Workforce crisis in Romania? It’s rather a negligible problem compared to other EU member states, official data show

Sorin Melenciuc 18/03/2018 | 23:45

The impressive economic growth Romania has been experiencing during the last few years has put increasing pressure on employers to find skilled workers in order to expand their businesses, but recent official data show Romania is far from being considered to be in a “workforce crisis” situation.

Eurostat, the European Union’s statistics office, showed on Friday that the job vacancy rate in Romania fell 0.2 percentage points year on year in the last quarter of 2017, to 1.1 percent, the eighth lowest rate among the 28 EU member states.

“Compared with the same quarter of the previous year and among the Member States for which data are comparable over time, the job vacancy rate in the fourth quarter of 2017 rose in twenty-three Member States, remained stable in Bulgaria and Spain, but fell in Greece and Romania (both -0.2 percentage points),” Eurostat notes.

This evolution is in sharp contrast with the impressive economic growth Romania experienced last year, posting a 7 percent GDP increase, the highest rate in the EU.

But experts warn that the structure of Romania’s economy and of the local workforce has a bad effect on employment.

“What kind of workforce are we talking about?
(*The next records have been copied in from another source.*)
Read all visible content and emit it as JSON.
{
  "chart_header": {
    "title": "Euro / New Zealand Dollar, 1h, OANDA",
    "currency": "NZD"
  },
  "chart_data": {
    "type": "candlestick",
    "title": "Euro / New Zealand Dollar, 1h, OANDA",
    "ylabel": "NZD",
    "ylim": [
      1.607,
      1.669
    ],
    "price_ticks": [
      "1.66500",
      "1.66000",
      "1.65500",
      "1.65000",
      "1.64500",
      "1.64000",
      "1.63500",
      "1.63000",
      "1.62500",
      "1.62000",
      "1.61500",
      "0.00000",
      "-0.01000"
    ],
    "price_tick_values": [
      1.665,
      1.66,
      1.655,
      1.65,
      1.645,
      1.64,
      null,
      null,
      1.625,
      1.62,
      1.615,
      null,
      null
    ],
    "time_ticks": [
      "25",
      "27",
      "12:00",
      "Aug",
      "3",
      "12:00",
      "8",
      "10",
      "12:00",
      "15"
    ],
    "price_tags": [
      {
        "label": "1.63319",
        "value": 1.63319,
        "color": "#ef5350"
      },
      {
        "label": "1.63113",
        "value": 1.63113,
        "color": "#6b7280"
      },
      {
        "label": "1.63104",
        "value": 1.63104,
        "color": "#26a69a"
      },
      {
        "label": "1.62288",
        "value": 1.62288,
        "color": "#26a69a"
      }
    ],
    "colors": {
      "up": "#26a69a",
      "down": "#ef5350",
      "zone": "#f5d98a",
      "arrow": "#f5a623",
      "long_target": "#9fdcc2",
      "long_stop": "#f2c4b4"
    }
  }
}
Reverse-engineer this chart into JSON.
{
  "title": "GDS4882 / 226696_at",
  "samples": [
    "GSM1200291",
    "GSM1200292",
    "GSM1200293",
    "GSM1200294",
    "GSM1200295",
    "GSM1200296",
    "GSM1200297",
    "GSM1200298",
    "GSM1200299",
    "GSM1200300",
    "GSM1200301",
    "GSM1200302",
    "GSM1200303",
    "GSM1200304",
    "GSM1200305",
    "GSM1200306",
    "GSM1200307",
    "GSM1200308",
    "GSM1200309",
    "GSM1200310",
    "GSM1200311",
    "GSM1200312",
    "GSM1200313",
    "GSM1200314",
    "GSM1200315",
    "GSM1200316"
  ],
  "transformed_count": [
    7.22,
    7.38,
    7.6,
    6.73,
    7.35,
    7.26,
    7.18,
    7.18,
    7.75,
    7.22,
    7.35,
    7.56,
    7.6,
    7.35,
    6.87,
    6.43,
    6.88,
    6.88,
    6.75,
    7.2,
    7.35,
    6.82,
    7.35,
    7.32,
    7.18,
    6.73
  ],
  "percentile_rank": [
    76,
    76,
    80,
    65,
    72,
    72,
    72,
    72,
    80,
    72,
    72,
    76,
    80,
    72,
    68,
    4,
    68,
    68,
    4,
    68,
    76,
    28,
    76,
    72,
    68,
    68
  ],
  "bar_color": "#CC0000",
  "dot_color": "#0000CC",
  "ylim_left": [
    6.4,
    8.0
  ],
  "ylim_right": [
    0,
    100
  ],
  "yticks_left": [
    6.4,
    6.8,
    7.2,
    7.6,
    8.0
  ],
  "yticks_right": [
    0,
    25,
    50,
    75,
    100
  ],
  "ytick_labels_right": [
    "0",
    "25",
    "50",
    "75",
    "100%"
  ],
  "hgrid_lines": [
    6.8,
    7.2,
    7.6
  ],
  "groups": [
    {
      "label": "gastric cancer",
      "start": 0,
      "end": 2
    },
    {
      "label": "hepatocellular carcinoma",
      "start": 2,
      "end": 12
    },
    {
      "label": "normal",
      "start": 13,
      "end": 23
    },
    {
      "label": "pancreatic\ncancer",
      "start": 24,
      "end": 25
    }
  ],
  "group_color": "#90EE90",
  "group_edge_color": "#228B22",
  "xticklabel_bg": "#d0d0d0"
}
Entrepreneurs complain they can’t find workers, but Romania has a low-tech economy with low wages, not very attractive for employees. In Bucharest, you’ll see announcements on shops’ windows everywhere: “We’re hiring retail staff!” But these are minimum-wage jobs,” Cristian Parvan, general secretary of AOAR (an employers’ association), told Business Review.

This retail workforce shortage is a consequence of the fact that much of the economic growth in Romania is the product of a consumer bonanza, stimulated by years of wage-led growth government policy.

But the real labour shortage is currently experienced in EU by the advanced economies, with sophisticated structures and high wages.

Among EU member states, the highest job vacancy rates in the fourth quarter of 2017 were recorded in the Czech Republic (4.4 percent), Belgium (3.4 percent), Germany (2.8 percent), the Netherlands and the United Kingdom (both 2.6 percent), according to Eurostat.

During the last few years, the Romanian government adopted a strategy of wage-led growth, stimulating household consumption and GDP growth rates, but this model has generated larger fiscal and current account deficits.

Many economists insist Romania should change its economic model in order to obtain real long-term economic and social development.